The clear instructions from EasyJet leave us all knowing where we stand. Note the emphasis on “flight safe mode”. It has always been perfectly safe to use mobile devices provided airplane mode has been selected. The problem is that it is impossible for flight staff to check every device to make sure, hence the blanket ban. Even in the past there have been many phones in hand luggage that have been left switched on and not in airplane mode. No one checks and, I feel sure, many mobile phone users do not even know how to access airplane mode settings. So, in effect the ban was at best a face-saving operation for airlines. They went through the motions, however ineffective, just to prove they were cautious and protective of passengers.

  Here is what EasyJet say you can use on their flights. Just when you thought you had seen it all, now prepare for your neighbour in 23b to whip out his Braun and scrape away at his beard for ten minutes.
Here is what EasyJet say you can use on their flights. Just when you thought you had seen it all, now prepare for your neighbour in 23b to whip out his Braun and scrape away at his beard for ten minutes.

The new rules are welcome. The relaxation on in-flight Bluetooth is especially useful since up to now I have been unable to use my iPad with a keyboard during flights. What puzzles me, however, is that it is not possible to use Bluetooth with airplane mode switched on. The obvious solution is to disable the network and wifi but leave Bluetooth active. How many passengers will do this? More to the point, how many will know how to do it?

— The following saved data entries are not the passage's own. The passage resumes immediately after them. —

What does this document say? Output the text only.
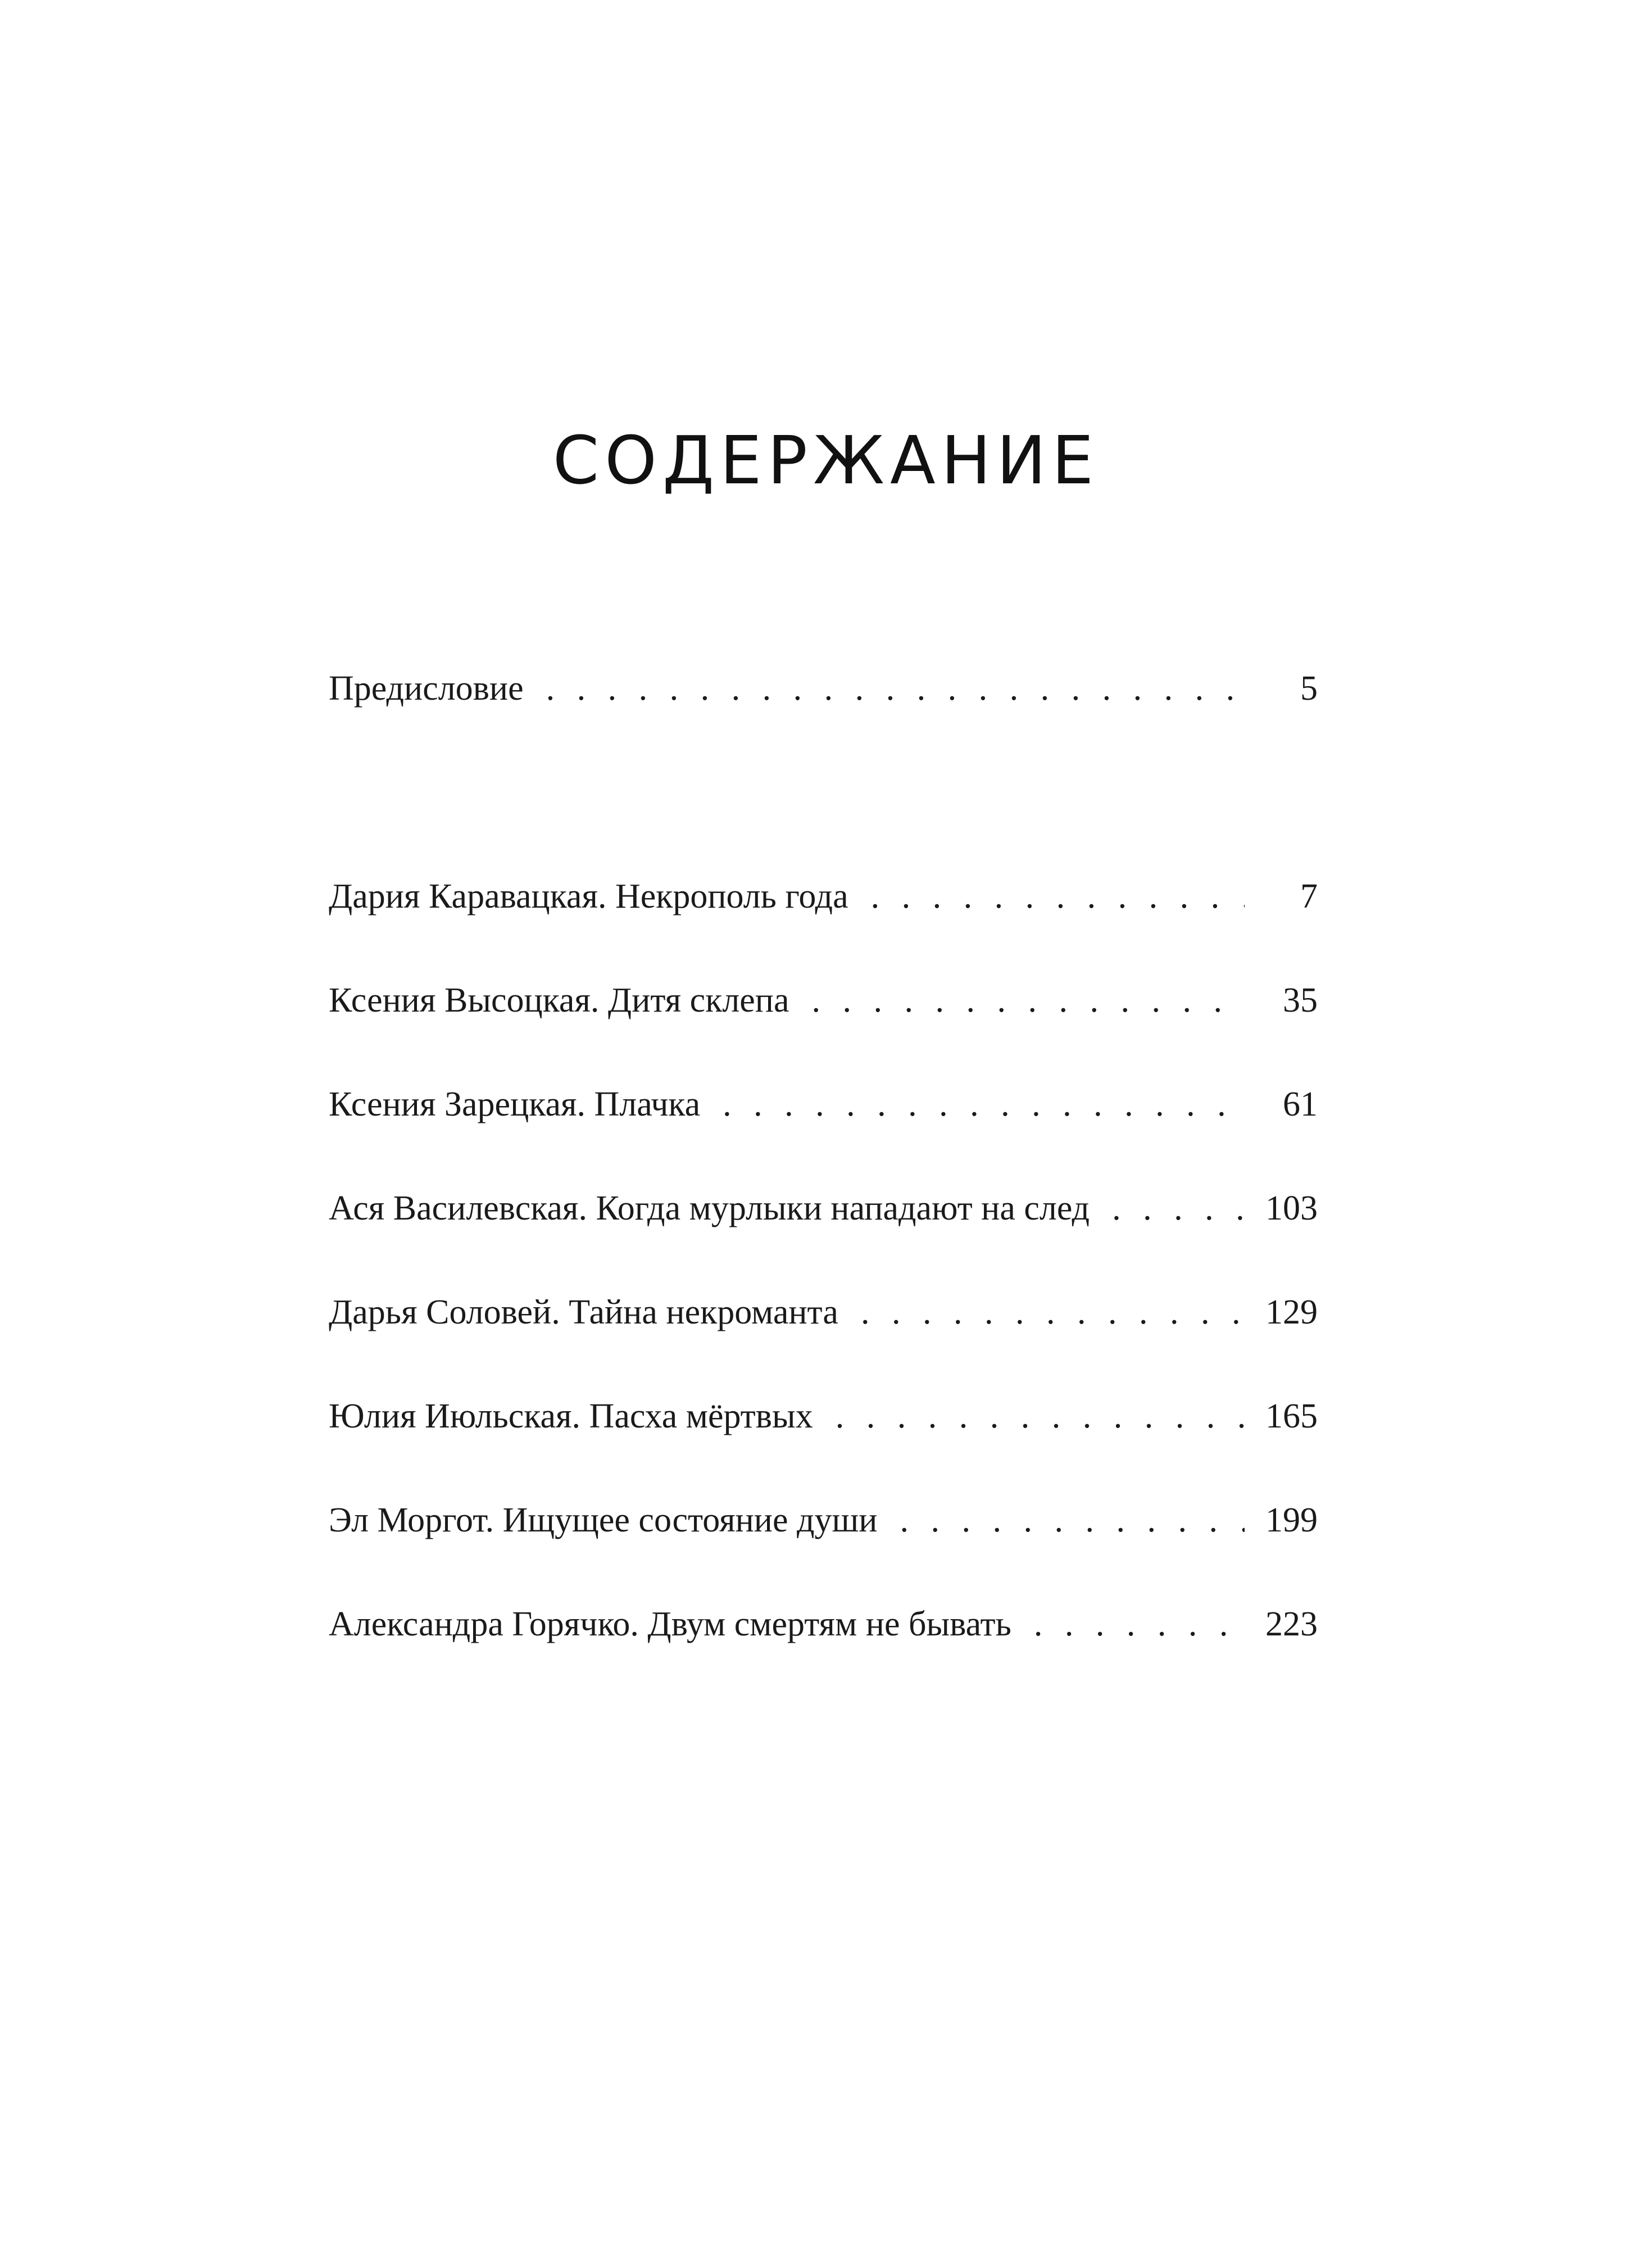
СОДЕРЖАНИЕ
Предисловие . . .	5
Дария Каравацкая. Некрополь года . . .	7
Ксения Высоцкая. Дитя склепа . . .	35
Ксения Зарецкая. Плачка . . .	61
Ася Василевская. Когда мурлыки нападают на след . . .	103
Дарья Соловей. Тайна некроманта . . .	129
Юлия Июльская. Пасха мёртвых . . .	165
Эл Моргот. Ищущее состояние души . . .	199
Александра Горячко. Двум смертям не бывать . . .	223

Which brings us back to the crux of the issue: The whole set of precautions against the use of wireless devices on board aircraft is flawed and has probably been unnecessary for years. If phones, iPads and computers are such a risk to flight safety they would be banned absolutely. Security would have confiscated them, switched them all off and placed them in the hold. Since they are not, and since policing by flight staff is impossible, why have we been inconvenienced for so long?